Monday, October 26. 8.00 am: I’d dreamt that I was sat on a train going north, nursing a large crusty loaf, an oven-ready chicken, and an enormous bag of chips. 8.00 am: A communion. 8.30 am: I forwarded emails, confirmed tutorials, and set myself up in the study. Everyday is admin day, but Monday is particularly so. I would weave my research in between the irksome and routine stuff. Following-on from Saturday’s ‘awakening’, I re-read Jones’s A Geographical … , along with my research notes from 2002, searching primarily for references to early industry in Wales and signs of God’s wrath (as he saw them) in the landscape.
Emails landed and were dispatched, punctuating my reading and writing. I, first, source read the text without my notes and, in doing so, discovered images and possibilities to which I’d not before been attuned. For example, this strange anecdote:
A man of this Parish who worked at the Coal Mine in Rhase yr Glo, going into one of the Pits which had not been worked some past time, found there a number of Swallows seemingly dead, hanging by their Bills which they had thrust into the Clay roof of the Pit. Being therefore breathless in their sleeping state.
The more I read about the valley in South Wales where I’d grown up, the more I desired to return and wander those mountain paths that Jones had once walked.

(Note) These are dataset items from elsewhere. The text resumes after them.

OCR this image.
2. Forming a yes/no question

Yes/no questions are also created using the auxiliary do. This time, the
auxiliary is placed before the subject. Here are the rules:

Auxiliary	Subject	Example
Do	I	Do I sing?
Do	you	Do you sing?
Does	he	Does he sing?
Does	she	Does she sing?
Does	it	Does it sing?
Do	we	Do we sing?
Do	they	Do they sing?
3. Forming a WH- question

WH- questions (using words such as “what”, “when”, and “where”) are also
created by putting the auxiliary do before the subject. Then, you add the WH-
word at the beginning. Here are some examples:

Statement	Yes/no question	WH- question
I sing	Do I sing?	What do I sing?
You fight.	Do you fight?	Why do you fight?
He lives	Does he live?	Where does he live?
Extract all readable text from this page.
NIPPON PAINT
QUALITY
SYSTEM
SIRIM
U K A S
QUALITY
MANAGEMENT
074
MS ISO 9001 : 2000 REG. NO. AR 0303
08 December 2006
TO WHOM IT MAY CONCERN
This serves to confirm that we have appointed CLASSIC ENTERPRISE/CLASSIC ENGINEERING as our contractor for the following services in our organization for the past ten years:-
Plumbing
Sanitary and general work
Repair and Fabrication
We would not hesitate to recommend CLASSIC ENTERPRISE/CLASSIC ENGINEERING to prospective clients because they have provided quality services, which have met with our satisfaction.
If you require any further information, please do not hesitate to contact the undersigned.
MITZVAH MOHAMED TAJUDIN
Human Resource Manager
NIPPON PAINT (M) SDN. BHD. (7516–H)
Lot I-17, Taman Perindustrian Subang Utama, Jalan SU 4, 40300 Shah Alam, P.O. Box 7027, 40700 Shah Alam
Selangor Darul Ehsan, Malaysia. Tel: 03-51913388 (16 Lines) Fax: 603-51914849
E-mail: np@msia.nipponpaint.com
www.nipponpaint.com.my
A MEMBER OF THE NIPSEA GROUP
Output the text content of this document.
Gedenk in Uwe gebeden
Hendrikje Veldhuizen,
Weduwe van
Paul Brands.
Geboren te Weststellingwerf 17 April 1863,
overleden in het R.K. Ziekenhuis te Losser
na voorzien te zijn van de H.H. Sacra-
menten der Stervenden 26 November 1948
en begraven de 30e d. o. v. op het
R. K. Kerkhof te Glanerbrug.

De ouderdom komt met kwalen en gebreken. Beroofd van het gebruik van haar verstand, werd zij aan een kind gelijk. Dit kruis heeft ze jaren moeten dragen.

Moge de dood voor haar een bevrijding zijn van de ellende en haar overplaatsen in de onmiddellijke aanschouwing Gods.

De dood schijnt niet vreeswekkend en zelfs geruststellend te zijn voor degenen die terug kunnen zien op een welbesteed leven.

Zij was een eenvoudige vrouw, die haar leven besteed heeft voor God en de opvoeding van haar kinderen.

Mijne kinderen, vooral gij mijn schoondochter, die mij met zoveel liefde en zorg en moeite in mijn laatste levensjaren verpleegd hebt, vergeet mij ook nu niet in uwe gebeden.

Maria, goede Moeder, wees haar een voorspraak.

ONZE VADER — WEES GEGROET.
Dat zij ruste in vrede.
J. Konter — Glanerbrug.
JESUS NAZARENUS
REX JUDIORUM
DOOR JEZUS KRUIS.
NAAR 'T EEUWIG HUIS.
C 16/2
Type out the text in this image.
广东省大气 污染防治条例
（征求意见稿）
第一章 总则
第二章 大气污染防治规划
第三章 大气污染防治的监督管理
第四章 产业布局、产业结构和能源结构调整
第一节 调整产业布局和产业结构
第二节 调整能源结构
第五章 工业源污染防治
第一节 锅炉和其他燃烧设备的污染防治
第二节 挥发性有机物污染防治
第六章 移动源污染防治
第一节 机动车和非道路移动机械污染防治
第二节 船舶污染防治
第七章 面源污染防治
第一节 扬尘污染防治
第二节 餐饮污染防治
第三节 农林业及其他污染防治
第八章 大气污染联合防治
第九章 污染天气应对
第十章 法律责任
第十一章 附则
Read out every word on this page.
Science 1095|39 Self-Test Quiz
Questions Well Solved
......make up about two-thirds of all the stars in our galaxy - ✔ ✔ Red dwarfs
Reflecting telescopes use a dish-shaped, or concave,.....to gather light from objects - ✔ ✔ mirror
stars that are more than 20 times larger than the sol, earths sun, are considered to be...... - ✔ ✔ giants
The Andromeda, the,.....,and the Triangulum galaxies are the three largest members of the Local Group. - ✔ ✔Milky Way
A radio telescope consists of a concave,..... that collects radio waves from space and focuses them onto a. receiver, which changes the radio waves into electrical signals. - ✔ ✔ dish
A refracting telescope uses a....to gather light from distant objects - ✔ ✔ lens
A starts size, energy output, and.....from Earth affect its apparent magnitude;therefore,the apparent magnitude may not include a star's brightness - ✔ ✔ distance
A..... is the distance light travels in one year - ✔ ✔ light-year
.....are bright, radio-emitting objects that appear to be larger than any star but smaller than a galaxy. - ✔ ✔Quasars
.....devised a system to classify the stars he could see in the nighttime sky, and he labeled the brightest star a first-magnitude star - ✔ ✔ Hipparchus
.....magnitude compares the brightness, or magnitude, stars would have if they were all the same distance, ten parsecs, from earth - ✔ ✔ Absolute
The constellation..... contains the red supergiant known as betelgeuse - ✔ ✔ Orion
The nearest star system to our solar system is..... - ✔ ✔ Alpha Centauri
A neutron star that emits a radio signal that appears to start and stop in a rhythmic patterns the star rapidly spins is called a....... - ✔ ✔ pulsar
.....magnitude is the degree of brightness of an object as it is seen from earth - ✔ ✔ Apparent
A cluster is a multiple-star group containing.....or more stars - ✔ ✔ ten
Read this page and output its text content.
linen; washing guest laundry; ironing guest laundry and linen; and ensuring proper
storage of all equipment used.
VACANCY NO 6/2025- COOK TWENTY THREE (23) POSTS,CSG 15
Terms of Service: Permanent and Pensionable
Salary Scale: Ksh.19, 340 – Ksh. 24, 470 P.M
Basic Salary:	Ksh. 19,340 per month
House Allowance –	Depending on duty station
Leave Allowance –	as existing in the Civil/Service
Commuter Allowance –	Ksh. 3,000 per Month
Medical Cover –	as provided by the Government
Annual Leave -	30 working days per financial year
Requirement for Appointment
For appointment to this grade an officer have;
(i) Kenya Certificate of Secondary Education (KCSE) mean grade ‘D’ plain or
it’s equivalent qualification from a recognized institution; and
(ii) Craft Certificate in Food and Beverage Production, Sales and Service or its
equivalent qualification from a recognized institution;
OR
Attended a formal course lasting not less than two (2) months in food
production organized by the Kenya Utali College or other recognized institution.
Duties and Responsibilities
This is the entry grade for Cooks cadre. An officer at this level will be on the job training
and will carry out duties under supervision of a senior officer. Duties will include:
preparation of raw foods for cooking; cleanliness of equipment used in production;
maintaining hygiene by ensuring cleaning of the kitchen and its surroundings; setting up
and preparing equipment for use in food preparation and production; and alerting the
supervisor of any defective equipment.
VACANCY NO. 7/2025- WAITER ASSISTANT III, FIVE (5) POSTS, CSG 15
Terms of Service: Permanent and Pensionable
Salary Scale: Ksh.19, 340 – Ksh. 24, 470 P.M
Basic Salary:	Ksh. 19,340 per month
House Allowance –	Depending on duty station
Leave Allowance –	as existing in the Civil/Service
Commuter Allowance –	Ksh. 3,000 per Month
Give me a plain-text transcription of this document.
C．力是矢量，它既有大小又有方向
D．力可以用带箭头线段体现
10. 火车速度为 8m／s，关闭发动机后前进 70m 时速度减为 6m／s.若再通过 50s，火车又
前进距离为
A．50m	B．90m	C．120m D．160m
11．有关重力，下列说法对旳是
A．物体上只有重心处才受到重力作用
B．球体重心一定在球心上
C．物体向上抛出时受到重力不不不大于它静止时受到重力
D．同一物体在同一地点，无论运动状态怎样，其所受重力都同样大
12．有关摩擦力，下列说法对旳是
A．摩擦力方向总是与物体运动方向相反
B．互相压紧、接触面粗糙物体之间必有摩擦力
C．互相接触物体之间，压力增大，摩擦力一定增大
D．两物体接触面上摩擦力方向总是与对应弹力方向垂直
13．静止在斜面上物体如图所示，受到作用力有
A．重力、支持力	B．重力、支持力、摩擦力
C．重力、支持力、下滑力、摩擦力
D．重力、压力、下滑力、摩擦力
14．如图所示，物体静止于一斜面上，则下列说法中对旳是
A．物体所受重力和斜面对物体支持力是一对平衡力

12.30 pm: I read my notes. There’s an account of aerial angelic singing that I’ve not been able to trace. I’d always attributed it to Jones. Perhaps I’m wrong. 1.30 pm: In the studio, where I reviewed Saturday’s endeavours. ‘The Crucifiction (Skirrid)’ [working title] was radically edited to an essence in order to highlight the ‘choral’ voices. I wanted to evoke the sound of the Skirrid mountainside been torn as a consequence of the earthquake caused by the Crucifixion. To get anywhere near to it required, first, making a tube of thick paper. The shape created a resonance chamber that amplified the act of tearing. I, then, processed the recording in much the same way as I had done the bathtub splash for ‘Such a Noise as If All About Was Going to Pieces’, but without slowing down the capture. Time would tell whether the artefact would be included in the final mix.
4.15 pm: I read through the notes and quotes that I’d written during the morning, before taking advantage of the late-afternoon weather. As I was running down Llanbadarn Road towards the Vicarage Field, a young woman was walking towards me. Without looking back, she crossed the road slowly and at a diagonal as, unbeknown to her, an ambulance was proceeding at speed towards her. It missed her by just a few feet. The woman continued to walk slowly to the other side of the road, as though nothing untoward had happened. I was astonished! Not least because, during my exercise yesterday I’d had the wicked thought that if you were to get run over, then an ambulance ought to be the preferred vehicle … for obvious reasons.
7.30 pm: I began thinking through the electronic paraphernalia that I’d need to pull-off tomorrow’s simultaneous online/face-to-face delivery of Vocational Practice. (‘You’re completely bonkers, John!’) Then, on with a review of the afternoon’s accomplishments.